MNLA : La stratégie de la fuite en avant
Mardi, 19 Juin 2012 21:49
Après la conquête victorieuse, suivie quelques jours plus tard de la déclaration d'indépendance du Nord par le Mouvement national de libération de l'Azawad (MNLA) sur les ondes de France 24, on a vite compris une chose : le fantôme est entré dans la maison et le plus difficile sera de l'en chasser.
Les menaces d'intervention militaire de la Communauté économique des
Etats de l'Afrique de l'Ouest (CEDEAO) ? Une simple rengaine qui ne fait pas peur.
Les condamnations de l'Union africaine (UA) ? Trop molles pour venir à bout de la détermination du mouvement sécessionniste.
Les appels de la Communauté internationale au respect du principe de l'intangibilité des frontières ? Un prêche dans le désert.
Le vin de la partition de fait est tiré, le MNLA entend le boire jusqu'à la lie.
Alors que la CEDEAO, à travers le chef de l'Etat burkinabè, Blaise Compaoré, a pris langue avec les deux principaux groupes qui se partagent le Nord malien (le MNLA et le mouvement islamiste Ansar-Dine) pour une solution négociée, sur le terrain, la situation se complique davantage.
Comme pour mieux assurer l'irréversibilité de son existence, l'Etat autoproclamé de l'Azawad a célébré, le lundi 18 juin 2012 à Gao, l'investiture de son président du conseil transitoire. Ce dernier, Bilal Ag Chérif, ancien secrétaire général du MNLA, a été nommé à ce poste quelques jours auparavant.
Il ne manquait plus aux rebelles touareg qu'un chef pour doter l'Azawad (qui dispose déjà d'un territoire, d'un peuple, d'un drapeau) de tous les attributs d'un Etat. C'est désormais chose faite.
Le nouveau promu brandit la proclamation de l’indépendance du peuple du Nord Mali comme «l’expression de la victoire d’un combat de libération engagé depuis plus d’un siècle», et c’est avec un brin de fierté qu’il dirige le tout nouveau Conseil de transition de l’Etat de l’Azawad (CTEA). Il s’agit d’une équipe de 28 membres qui regroupe des représentants de toutes les ethnies constitutives du septentrion, avec naturellement une prépondérance de la frange touarègue.
La désignation d’un président du CTEA, pour de nombreux observateurs, est perçue comme une marche forcée dans la vie politique du MNLA pour légitimer son autonomie.

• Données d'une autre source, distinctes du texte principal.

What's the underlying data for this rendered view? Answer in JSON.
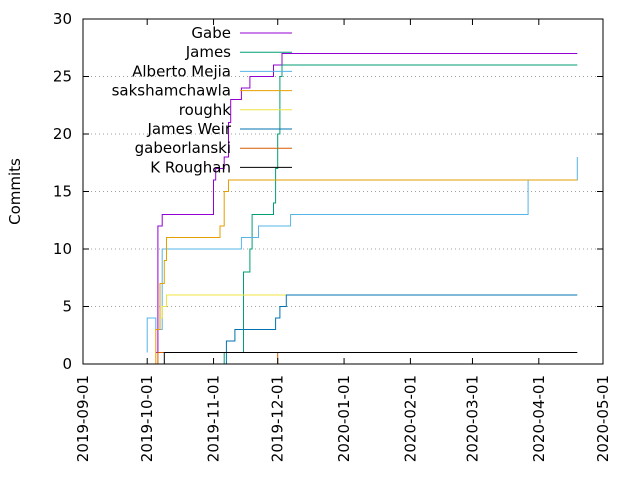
{
  "chart_data": {
    "type": "line",
    "step": true,
    "title": "",
    "xlabel": "",
    "ylabel": "Commits",
    "ylim": [
      0,
      30
    ],
    "xlim": [
      "2019-09-01",
      "2020-05-01"
    ],
    "yticks": [
      "0",
      "5",
      "10",
      "15",
      "20",
      "25",
      "30"
    ],
    "xticks": [
      "2019-09-01",
      "2019-10-01",
      "2019-11-01",
      "2019-12-01",
      "2020-01-01",
      "2020-02-01",
      "2020-03-01",
      "2020-04-01",
      "2020-05-01"
    ],
    "grid": true,
    "legend_position": "top-left",
    "series": [
      {
        "name": "Gabe",
        "color": "#9400d3",
        "points": [
          [
            "2019-10-05",
            1
          ],
          [
            "2019-10-06",
            4
          ],
          [
            "2019-10-06",
            12
          ],
          [
            "2019-10-08",
            13
          ],
          [
            "2019-10-14",
            13
          ],
          [
            "2019-11-01",
            16
          ],
          [
            "2019-11-02",
            16
          ],
          [
            "2019-11-02",
            17
          ],
          [
            "2019-11-06",
            18
          ],
          [
            "2019-11-08",
            21
          ],
          [
            "2019-11-09",
            23
          ],
          [
            "2019-11-13",
            23
          ],
          [
            "2019-11-14",
            24
          ],
          [
            "2019-11-17",
            24
          ],
          [
            "2019-11-18",
            25
          ],
          [
            "2019-11-28",
            25
          ],
          [
            "2019-11-29",
            26
          ],
          [
            "2019-12-02",
            26
          ],
          [
            "2019-12-03",
            27
          ],
          [
            "2020-04-19",
            27
          ]
        ]
      },
      {
        "name": "James",
        "color": "#009e73",
        "points": [
          [
            "2019-11-05",
            0
          ],
          [
            "2019-11-06",
            1
          ],
          [
            "2019-11-07",
            1
          ],
          [
            "2019-11-15",
            8
          ],
          [
            "2019-11-18",
            10
          ],
          [
            "2019-11-19",
            13
          ],
          [
            "2019-11-23",
            13
          ],
          [
            "2019-11-29",
            14
          ],
          [
            "2019-11-30",
            17
          ],
          [
            "2019-12-01",
            20
          ],
          [
            "2019-12-02",
            25
          ],
          [
            "2019-12-03",
            26
          ],
          [
            "2020-04-19",
            26
          ]
        ]
      },
      {
        "name": "Alberto Mejia",
        "color": "#56b4e9",
        "points": [
          [
            "2019-10-01",
            1
          ],
          [
            "2019-10-01",
            4
          ],
          [
            "2019-10-05",
            4
          ],
          [
            "2019-10-05",
            3
          ],
          [
            "2019-10-08",
            5
          ],
          [
            "2019-10-08",
            10
          ],
          [
            "2019-11-14",
            10
          ],
          [
            "2019-11-14",
            11
          ],
          [
            "2019-11-22",
            11
          ],
          [
            "2019-11-22",
            12
          ],
          [
            "2019-12-07",
            12
          ],
          [
            "2019-12-07",
            13
          ],
          [
            "2020-03-27",
            14
          ],
          [
            "2020-03-27",
            16
          ],
          [
            "2020-04-19",
            17
          ],
          [
            "2020-04-19",
            18
          ]
        ]
      },
      {
        "name": "sakshamchawla",
        "color": "#e69f00",
        "points": [
          [
            "2019-10-02",
            0
          ],
          [
            "2019-10-05",
            3
          ],
          [
            "2019-10-07",
            7
          ],
          [
            "2019-10-09",
            9
          ],
          [
            "2019-10-10",
            11
          ],
          [
            "2019-11-01",
            11
          ],
          [
            "2019-11-04",
            12
          ],
          [
            "2019-11-06",
            12
          ],
          [
            "2019-11-06",
            15
          ],
          [
            "2019-11-08",
            16
          ],
          [
            "2020-04-19",
            16
          ]
        ]
      },
      {
        "name": "roughk",
        "color": "#f0e442",
        "points": [
          [
            "2019-10-07",
            4
          ],
          [
            "2019-10-08",
            5
          ],
          [
            "2019-10-10",
            5
          ],
          [
            "2019-10-10",
            6
          ],
          [
            "2019-12-07",
            6
          ]
        ]
      },
      {
        "name": "James Weir",
        "color": "#0072b2",
        "points": [
          [
            "2019-11-06",
            0
          ],
          [
            "2019-11-07",
            2
          ],
          [
            "2019-11-10",
            2
          ],
          [
            "2019-11-11",
            3
          ],
          [
            "2019-11-29",
            3
          ],
          [
            "2019-11-30",
            4
          ],
          [
            "2019-12-02",
            5
          ],
          [
            "2019-12-05",
            6
          ],
          [
            "2020-04-19",
            6
          ]
        ]
      },
      {
        "name": "gabeorlanski",
        "color": "#d55e00",
        "points": [
          [
            "2019-10-06",
            0
          ],
          [
            "2019-10-06",
            1
          ],
          [
            "2019-12-01",
            0
          ],
          [
            "2019-12-01",
            1
          ]
        ]
      },
      {
        "name": "K Roughan",
        "color": "#000000",
        "points": [
          [
            "2019-10-09",
            0
          ],
          [
            "2019-10-09",
            1
          ],
          [
            "2020-04-19",
            1
          ]
        ]
      }
    ]
  }
}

En un mot comme en mille, le mouvement séparatiste a opté de faire dans la stratégie de la fuite en avant. En réalité, cela n’est qu’une simple gesticulation du Mouvement pour paraître vraiment souverain au yeux du monde, en vue de faire dans la surenchère quand viendra l’éventualité pour lui de s’asseoir à la même table qu’Ansar-Dine, comme l’a déjà laissé entendre son chef de délégation, Algabass Ag Intalla, au sortir d’une audience avec le médiateur dans la crise au Mali, le président Blaise Compaoré, le lundi 18 juin dernier à Ouagadougou. En décidant ainsi de bétonner sa position dans le désert malien, le MNLA entend, dans la perspective des négociations avec le médiateur Blaise Compaoré, peser davantage dans la balance.

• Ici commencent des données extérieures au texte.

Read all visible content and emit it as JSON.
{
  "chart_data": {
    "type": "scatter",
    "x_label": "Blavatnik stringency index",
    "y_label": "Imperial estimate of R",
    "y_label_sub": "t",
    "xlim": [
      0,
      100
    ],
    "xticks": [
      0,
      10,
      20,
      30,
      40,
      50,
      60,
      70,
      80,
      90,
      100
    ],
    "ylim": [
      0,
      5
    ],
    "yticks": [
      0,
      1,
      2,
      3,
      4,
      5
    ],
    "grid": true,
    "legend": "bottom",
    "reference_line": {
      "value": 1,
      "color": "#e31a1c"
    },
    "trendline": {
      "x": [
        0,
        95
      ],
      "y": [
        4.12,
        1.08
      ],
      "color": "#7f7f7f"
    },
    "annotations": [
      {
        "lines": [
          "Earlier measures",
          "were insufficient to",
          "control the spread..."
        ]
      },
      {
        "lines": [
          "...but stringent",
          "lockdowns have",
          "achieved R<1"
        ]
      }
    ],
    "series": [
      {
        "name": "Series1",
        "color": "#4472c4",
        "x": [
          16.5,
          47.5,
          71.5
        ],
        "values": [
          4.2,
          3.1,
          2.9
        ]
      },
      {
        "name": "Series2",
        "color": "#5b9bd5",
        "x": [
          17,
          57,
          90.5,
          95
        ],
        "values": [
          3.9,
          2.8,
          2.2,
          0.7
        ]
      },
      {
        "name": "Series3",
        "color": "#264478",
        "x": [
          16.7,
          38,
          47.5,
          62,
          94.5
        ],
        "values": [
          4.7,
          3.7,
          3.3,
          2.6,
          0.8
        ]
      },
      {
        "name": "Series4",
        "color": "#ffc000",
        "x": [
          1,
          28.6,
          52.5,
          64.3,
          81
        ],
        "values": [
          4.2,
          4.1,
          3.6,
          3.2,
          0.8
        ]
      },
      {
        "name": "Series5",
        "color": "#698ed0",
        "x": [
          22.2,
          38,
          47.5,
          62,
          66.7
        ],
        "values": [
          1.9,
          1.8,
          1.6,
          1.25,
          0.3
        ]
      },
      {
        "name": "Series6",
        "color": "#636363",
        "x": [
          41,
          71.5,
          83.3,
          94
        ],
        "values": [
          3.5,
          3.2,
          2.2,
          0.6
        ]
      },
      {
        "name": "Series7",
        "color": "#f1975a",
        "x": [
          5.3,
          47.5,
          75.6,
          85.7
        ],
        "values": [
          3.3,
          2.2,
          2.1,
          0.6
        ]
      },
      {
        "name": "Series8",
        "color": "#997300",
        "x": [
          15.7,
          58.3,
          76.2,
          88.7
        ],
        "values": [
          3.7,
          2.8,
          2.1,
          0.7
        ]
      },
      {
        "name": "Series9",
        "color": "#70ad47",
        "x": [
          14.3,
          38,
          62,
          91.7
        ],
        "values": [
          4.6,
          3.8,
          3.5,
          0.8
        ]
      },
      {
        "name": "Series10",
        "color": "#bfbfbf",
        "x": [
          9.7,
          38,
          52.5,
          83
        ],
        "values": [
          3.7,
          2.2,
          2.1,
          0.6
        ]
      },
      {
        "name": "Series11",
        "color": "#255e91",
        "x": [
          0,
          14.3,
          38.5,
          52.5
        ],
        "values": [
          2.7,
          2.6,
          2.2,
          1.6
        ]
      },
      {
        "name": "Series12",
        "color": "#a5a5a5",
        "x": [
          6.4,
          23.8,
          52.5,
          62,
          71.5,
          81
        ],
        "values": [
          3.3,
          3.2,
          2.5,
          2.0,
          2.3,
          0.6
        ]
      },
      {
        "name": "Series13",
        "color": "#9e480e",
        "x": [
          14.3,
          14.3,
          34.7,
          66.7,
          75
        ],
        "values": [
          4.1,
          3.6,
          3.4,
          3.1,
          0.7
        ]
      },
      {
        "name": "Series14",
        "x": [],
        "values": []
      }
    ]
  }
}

Ce n’est ni plus ni moins que de la politique du fait accompli, d’autant que l’Azawad est occupée par les «Azawadiens», les Touaregs du MNLA ne constituant qu’une infime minorité de rebelles inconditionnels d’un mouvement nationaliste de revendication territoriale. La rébellion touarègue du MNLA, après la percée qui lui a permis de reprendre le territoire de l’Azawad à l’armée régulière malienne, a été supplantée sur le terrain par les hommes d’Ansar-Dine, de ses alliés d’Al-Qaïda au Maghreb islamique (AQMI) et du Mouvement pour l’unicité et le djihad en Afrique de l’Ouest (MUJAO). Installer alors un président et un gouvernement dans un tel contexte ajoute à la confusion générale et complique davantage la situation. Comme on le voit, pour le MNLA qui, vraisemblablement ne contrôle plus grand-chose dans ce no man's land, ce qui reste, c'est le recours à la méthode Coué : multiplier les signes de sa présence, même minimes, pour mieux renforcer la confiance en soi.